O Tribunal concluiu que a diferença entre as secções 1 e 1A da FAA no que diz respeito à coabitação era clara, expressa e intencional. Como era uma característica arraigada da legislação, o Tribunal não pôde usar a seção 3 HRA para interpretar a seção 1A FAA como se ela se estendesse a convivência. Em vez disso, determinou que uma declaração de incompatibilidade de acordo com a Seção 4 HRA foi o alívio apropriado.

Sra. Smith não prosseguiu o seu pedido de indemnização.

Uma mudança para a lei?

A lei do Reino Unido deve ser interpretada, na medida do possível, de forma compatível com a HRA. Nos termos da Secção 4 HRA, se um tribunal considerar uma legislação nacional incompatível com a HRA, pode fazer uma declaração de incompatibilidade. Devido à soberania parlamentar, tal declaração não afecta a validade da legislação e continua a ser uma decisão para o Parlamento decidir se deve alterar a lei. Por conseguinte, agora é questão para o Parlamento decidir se deve alterar a secção 1A FAA para incluir os casais em coabitação.

Se o Parlamento decidiu alterar a legislação, isso trariaria a lei sobre os danos de luto de acordo com a lei sobre os danos causados ​​pela dependência. Seção 1, a FAA exige que um detentor de crimes que tenha causado a morte pague danos em benefício dos dependentes do falecido. O termo "dependentes" engloba casais casados ​​e conviventes de pelo menos dois anos. Como tal, o parlamento é, para efeitos de danos por dependência, já tratando coabiteis como sendo em um relacionamento comparável ao dos cônjuges e parceiros civis. A discrepância existente entre dependência e danos de luto tem, portanto, um grau de incoerência.

Uma emenda à legislação também o alinharia com as atitudes da sociedade em relação à coabitação. Em um relatório de 2016 sobre Famílias e Famílias, o Escritório de Estatísticas Nacionais descobriu que as famílias de casal em coabitação eram o tipo de família de crescimento mais rápido entre 1996 e 2016, aumentando de 1,5 milhão para 3,3 milhões de famílias. Isso indica que, para um número crescente de pessoas, não há diferença material entre viver como cônjuge ou parceiro civil e viver como um casal convivial. Sob a lei escocesa, as coabiteias conseguiram reclamar danos causados ​​por duelo desde 2011 e a Comissão de Direito preconizou a paridade. Uma mudança na lei também harmonizaria as regras sobre os danos causados ​​pelo falecimento com outras políticas que reconhecem as pessoas em relações de convivência como um casal, como o imposto municipal e o subsídio de procuração de emprego.

O caso levanta uma série de questões políticas que provavelmente exigirão um debate parlamentar mais aprofundado.
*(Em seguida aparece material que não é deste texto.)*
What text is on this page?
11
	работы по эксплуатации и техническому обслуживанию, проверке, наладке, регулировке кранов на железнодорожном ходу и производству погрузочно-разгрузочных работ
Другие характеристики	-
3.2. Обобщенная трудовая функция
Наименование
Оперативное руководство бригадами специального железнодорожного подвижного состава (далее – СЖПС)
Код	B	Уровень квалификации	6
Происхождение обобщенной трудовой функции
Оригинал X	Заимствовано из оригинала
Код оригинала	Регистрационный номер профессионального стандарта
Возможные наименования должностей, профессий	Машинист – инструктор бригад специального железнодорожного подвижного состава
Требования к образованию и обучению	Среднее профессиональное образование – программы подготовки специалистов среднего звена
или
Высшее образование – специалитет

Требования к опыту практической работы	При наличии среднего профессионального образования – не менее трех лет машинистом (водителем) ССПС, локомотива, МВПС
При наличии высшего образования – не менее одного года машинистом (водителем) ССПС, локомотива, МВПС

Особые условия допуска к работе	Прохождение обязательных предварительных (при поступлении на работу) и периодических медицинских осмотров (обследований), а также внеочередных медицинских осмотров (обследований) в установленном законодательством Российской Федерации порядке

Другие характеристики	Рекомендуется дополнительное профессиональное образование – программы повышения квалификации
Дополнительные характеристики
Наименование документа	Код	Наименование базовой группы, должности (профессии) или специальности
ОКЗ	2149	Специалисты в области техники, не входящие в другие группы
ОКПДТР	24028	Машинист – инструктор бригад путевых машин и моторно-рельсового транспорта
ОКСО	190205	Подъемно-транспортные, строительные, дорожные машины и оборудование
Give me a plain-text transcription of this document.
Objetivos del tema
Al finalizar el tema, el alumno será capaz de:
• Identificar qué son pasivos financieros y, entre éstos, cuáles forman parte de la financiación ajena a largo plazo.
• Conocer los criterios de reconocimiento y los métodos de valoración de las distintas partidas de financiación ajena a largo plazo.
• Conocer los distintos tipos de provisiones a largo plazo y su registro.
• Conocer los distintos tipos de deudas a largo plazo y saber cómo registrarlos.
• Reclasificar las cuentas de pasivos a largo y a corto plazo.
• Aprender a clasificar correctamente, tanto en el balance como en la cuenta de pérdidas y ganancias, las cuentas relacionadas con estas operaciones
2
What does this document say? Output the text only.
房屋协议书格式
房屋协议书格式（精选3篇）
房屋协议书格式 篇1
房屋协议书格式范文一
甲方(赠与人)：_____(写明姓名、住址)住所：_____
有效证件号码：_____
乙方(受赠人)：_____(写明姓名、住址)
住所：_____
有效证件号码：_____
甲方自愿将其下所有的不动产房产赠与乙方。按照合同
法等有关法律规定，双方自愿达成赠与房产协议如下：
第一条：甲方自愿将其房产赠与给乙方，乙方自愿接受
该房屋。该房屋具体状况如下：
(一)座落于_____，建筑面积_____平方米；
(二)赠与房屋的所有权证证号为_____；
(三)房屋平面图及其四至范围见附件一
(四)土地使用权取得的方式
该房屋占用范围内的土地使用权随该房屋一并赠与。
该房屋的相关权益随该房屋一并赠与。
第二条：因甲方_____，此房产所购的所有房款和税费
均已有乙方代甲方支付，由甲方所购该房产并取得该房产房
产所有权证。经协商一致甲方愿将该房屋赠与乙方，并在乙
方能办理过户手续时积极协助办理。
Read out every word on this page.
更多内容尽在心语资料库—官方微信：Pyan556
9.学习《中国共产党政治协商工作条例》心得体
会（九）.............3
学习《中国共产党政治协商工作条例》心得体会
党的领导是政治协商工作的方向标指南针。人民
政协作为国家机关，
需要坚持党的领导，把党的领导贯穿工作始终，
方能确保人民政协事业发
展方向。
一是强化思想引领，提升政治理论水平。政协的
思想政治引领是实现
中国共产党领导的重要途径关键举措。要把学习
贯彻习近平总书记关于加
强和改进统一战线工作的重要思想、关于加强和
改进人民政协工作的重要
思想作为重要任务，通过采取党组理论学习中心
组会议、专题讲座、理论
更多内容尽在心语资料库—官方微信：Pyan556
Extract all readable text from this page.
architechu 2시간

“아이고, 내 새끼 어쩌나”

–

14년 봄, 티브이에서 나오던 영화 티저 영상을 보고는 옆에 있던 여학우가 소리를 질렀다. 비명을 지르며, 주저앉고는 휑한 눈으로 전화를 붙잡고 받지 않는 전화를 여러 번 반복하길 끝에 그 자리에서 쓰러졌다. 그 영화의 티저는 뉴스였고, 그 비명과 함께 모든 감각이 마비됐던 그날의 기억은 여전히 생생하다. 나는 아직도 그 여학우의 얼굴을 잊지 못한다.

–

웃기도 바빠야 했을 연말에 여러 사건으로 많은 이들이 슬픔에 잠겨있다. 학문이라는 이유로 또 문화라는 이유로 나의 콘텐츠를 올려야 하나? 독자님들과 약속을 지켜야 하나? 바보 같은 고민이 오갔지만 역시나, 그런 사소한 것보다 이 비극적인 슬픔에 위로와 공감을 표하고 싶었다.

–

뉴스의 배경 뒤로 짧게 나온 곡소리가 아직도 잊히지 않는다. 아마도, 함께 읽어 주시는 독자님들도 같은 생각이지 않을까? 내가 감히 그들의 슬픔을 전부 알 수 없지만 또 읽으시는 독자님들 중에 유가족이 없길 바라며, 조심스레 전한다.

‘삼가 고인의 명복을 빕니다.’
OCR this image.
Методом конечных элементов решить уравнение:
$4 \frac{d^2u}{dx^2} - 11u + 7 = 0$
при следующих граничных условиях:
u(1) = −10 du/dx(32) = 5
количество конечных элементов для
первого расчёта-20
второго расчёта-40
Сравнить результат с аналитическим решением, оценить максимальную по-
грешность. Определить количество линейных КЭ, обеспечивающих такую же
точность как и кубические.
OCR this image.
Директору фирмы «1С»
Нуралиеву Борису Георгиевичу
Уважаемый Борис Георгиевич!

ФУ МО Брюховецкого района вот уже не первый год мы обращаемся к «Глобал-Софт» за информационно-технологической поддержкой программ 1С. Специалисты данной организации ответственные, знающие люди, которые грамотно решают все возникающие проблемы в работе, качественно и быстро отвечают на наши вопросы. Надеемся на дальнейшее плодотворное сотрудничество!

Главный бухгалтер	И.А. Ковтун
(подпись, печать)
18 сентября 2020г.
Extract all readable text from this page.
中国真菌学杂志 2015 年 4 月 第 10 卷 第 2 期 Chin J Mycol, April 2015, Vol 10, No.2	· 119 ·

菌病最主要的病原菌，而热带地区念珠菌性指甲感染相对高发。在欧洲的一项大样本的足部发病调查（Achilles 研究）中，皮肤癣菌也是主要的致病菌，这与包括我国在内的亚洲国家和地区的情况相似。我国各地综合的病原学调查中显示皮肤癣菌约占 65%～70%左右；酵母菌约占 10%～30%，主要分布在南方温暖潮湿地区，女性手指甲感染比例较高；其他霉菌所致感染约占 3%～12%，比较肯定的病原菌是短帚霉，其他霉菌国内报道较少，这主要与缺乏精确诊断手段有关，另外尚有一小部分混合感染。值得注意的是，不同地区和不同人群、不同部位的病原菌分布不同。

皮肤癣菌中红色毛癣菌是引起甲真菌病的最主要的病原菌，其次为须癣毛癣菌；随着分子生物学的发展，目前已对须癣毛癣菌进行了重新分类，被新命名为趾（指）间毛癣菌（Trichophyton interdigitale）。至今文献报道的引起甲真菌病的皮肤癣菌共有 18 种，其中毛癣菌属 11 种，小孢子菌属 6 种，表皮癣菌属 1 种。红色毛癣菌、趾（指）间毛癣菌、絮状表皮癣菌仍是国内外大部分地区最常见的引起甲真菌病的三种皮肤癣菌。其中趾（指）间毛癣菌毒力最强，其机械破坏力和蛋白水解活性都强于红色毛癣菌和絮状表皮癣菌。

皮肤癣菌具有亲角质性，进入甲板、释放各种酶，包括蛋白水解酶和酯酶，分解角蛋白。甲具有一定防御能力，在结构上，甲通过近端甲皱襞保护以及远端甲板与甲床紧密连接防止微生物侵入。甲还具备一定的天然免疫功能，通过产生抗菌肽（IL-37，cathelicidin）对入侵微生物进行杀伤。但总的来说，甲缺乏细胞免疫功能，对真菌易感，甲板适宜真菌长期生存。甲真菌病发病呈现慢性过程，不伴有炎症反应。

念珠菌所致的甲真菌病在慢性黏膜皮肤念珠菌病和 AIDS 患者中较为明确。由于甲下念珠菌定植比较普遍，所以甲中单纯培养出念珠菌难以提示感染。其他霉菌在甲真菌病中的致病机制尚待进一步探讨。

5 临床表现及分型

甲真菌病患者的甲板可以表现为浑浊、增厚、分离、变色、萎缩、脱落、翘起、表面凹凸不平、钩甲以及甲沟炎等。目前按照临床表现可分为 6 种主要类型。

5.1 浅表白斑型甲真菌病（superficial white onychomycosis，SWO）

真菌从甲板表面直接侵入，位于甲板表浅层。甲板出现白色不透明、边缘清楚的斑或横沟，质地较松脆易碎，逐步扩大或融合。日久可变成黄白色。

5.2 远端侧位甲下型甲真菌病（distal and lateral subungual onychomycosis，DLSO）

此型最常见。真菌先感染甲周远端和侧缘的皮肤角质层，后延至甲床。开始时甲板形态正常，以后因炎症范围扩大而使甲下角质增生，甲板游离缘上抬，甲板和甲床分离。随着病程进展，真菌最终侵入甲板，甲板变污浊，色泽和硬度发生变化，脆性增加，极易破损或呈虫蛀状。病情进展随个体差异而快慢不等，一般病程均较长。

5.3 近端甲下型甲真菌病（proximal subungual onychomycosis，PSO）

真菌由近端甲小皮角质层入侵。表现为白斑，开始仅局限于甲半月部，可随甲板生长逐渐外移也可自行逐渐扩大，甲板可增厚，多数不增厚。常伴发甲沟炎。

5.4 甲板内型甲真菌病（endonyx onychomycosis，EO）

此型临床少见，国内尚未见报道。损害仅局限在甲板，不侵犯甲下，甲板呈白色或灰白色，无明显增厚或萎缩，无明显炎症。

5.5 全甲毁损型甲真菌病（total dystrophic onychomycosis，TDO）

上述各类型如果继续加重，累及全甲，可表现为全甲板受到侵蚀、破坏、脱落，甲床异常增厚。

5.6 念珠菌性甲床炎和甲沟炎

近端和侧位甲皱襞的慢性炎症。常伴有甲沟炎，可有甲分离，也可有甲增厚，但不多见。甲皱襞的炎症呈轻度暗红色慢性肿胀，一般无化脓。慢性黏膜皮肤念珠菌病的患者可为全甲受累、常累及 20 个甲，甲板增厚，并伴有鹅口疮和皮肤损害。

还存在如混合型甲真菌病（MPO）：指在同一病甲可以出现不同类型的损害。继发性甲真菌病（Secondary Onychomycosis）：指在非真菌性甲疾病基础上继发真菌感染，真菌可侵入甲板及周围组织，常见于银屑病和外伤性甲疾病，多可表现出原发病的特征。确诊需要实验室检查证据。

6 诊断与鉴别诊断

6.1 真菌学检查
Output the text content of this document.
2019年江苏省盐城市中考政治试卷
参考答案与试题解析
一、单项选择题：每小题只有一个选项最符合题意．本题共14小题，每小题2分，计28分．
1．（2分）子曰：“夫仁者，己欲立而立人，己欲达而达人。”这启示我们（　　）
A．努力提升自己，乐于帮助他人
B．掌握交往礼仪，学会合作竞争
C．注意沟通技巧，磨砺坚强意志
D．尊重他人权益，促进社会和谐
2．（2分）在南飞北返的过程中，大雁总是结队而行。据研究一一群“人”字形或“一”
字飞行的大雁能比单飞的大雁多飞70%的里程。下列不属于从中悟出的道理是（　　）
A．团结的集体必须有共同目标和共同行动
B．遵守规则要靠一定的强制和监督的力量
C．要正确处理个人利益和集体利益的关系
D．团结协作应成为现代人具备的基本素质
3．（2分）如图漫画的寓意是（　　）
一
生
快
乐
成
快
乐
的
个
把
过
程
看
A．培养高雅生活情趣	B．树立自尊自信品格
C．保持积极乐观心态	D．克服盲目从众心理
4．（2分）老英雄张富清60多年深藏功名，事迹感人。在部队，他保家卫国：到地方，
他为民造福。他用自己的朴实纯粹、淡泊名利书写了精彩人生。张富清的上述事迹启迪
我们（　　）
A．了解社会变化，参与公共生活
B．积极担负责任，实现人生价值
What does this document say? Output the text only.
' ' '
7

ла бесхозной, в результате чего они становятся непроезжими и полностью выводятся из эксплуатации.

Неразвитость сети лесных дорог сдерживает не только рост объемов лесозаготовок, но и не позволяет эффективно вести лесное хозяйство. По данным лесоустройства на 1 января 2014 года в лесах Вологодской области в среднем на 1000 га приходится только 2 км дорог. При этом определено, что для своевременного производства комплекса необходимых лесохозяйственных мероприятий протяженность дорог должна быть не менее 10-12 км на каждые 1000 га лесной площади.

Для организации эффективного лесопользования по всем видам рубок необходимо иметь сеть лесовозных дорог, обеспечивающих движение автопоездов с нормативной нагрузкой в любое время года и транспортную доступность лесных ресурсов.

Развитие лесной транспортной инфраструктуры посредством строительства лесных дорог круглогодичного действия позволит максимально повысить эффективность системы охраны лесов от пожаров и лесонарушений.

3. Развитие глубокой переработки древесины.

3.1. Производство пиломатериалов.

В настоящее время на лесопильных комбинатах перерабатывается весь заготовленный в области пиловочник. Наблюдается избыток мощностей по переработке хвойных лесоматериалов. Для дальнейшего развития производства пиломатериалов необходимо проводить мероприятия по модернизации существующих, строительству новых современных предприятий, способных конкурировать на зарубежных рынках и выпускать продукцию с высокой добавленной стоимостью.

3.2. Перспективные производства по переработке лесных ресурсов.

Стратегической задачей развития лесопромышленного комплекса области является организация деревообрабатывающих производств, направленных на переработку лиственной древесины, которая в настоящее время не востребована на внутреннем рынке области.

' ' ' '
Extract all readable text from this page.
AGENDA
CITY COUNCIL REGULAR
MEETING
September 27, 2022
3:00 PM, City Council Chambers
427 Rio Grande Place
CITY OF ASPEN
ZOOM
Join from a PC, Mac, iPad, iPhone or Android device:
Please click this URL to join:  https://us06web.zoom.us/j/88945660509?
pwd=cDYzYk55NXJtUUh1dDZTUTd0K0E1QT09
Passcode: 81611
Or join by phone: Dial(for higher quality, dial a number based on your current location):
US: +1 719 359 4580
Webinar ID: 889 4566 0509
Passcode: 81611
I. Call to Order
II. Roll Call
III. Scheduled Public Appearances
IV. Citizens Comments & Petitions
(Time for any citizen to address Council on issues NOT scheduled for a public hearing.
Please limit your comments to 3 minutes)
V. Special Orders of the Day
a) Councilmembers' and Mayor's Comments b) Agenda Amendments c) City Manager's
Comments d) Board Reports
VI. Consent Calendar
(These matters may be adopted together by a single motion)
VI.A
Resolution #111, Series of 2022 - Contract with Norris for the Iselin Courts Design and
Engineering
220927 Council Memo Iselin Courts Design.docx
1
Será necessário ter em conta a forma como a lei deve aplicar-se a situações em que um falecido deixa tanto um cônjuge quanto um coabitado e o período de convivência. Em última análise, a decisão do Tribunal não afetou a validade da seção 1A FAA e a lei não mudará sem a aprovação do Parlamento. No entanto, dada a publicidade em torno do caso, a incompatibilidade tem sido divulgada publicamente no governo: seria difícil ignorar.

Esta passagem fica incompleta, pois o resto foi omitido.